Réalisatrice, scénariste

Jeune Femme, Un Petit Frère

Dans un entretien pour Madmoizelle, Lénore Serraille nous a parlé de la façon dont le cinéma permet de mettre en lumière ce que l’on ne dit pas au sein de la famille, de l’importance de découvrir de nouveaux acteurs sur le grand écran, de mettre en valeur des modèles noirs et des personnages féminins forts.

Un petit frère, de quoi ça parle ?

Quand Rose arrive en France, elle emménage en banlieue parisienne avec ses deux fils, Jean et Ernest. Construction et déconstruction d’une famille, de la fin des années 80 jusqu’à nos jours.

Madmoizelle. Comment est née l’idée de faire ce film ?

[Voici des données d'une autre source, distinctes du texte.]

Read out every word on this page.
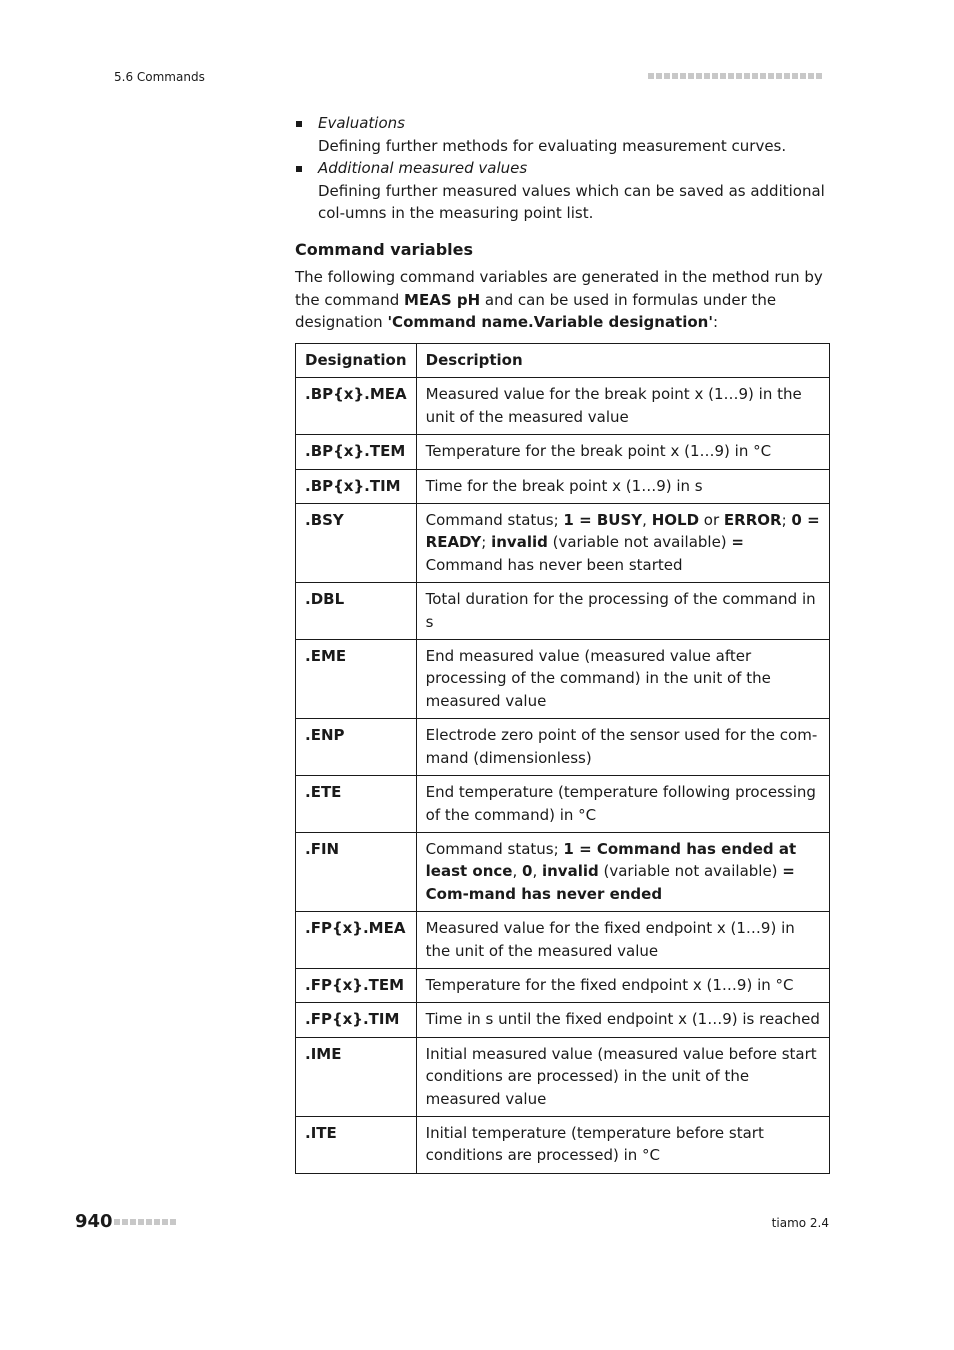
5.6 Commands
Evaluations
Defining further methods for evaluating measurement curves.
Additional measured values
Defining further measured values which can be saved as additional col-umns in the measuring point list.
Command variables
The following command variables are generated in the method run by the command MEAS pH and can be used in formulas under the designation 'Command name.Variable designation':
Designation	Description
.BP{x}.MEA	Measured value for the break point x (1…9) in the unit of the measured value
.BP{x}.TEM	Temperature for the break point x (1…9) in °C
.BP{x}.TIM	Time for the break point x (1…9) in s
.BSY	Command status; 1 = BUSY, HOLD or ERROR; 0 = READY; invalid (variable not available) = Command has never been started
.DBL	Total duration for the processing of the command in s
.EME	End measured value (measured value after processing of the command) in the unit of the measured value
.ENP	Electrode zero point of the sensor used for the com-mand (dimensionless)
.ETE	End temperature (temperature following processing of the command) in °C
.FIN	Command status; 1 = Command has ended at least once, 0, invalid (variable not available) = Com-mand has never ended
.FP{x}.MEA	Measured value for the fixed endpoint x (1…9) in the unit of the measured value
.FP{x}.TEM	Temperature for the fixed endpoint x (1…9) in °C
.FP{x}.TIM	Time in s until the fixed endpoint x (1…9) is reached
.IME	Initial measured value (measured value before start conditions are processed) in the unit of the measured value
.ITE	Initial temperature (temperature before start conditions are processed) in °C
940	tiamo 2.4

Léonor Serraille. Je pense depuis longtemps à écrire un film sur cette histoire-là. C’est dans ma tête depuis que j’ai rencontré mon amoureux, il y a 20 ans. Il m’a raconté beaucoup de choses de son histoire et je lui ai demandé : est-ce que tu veux que j’en fasse un film ? J’avais très envie de le faire : comme spectatrice, j’avais besoin de voir ce film-là. Je sortais de Jeune femme et j’avais besoin d’écrire sur plein de thématiques comme la maternité, les relations frère sœur, la famille… J’ai eu deux enfants, donc en tant que maman, tous ces questionnements se sont imposés à moi.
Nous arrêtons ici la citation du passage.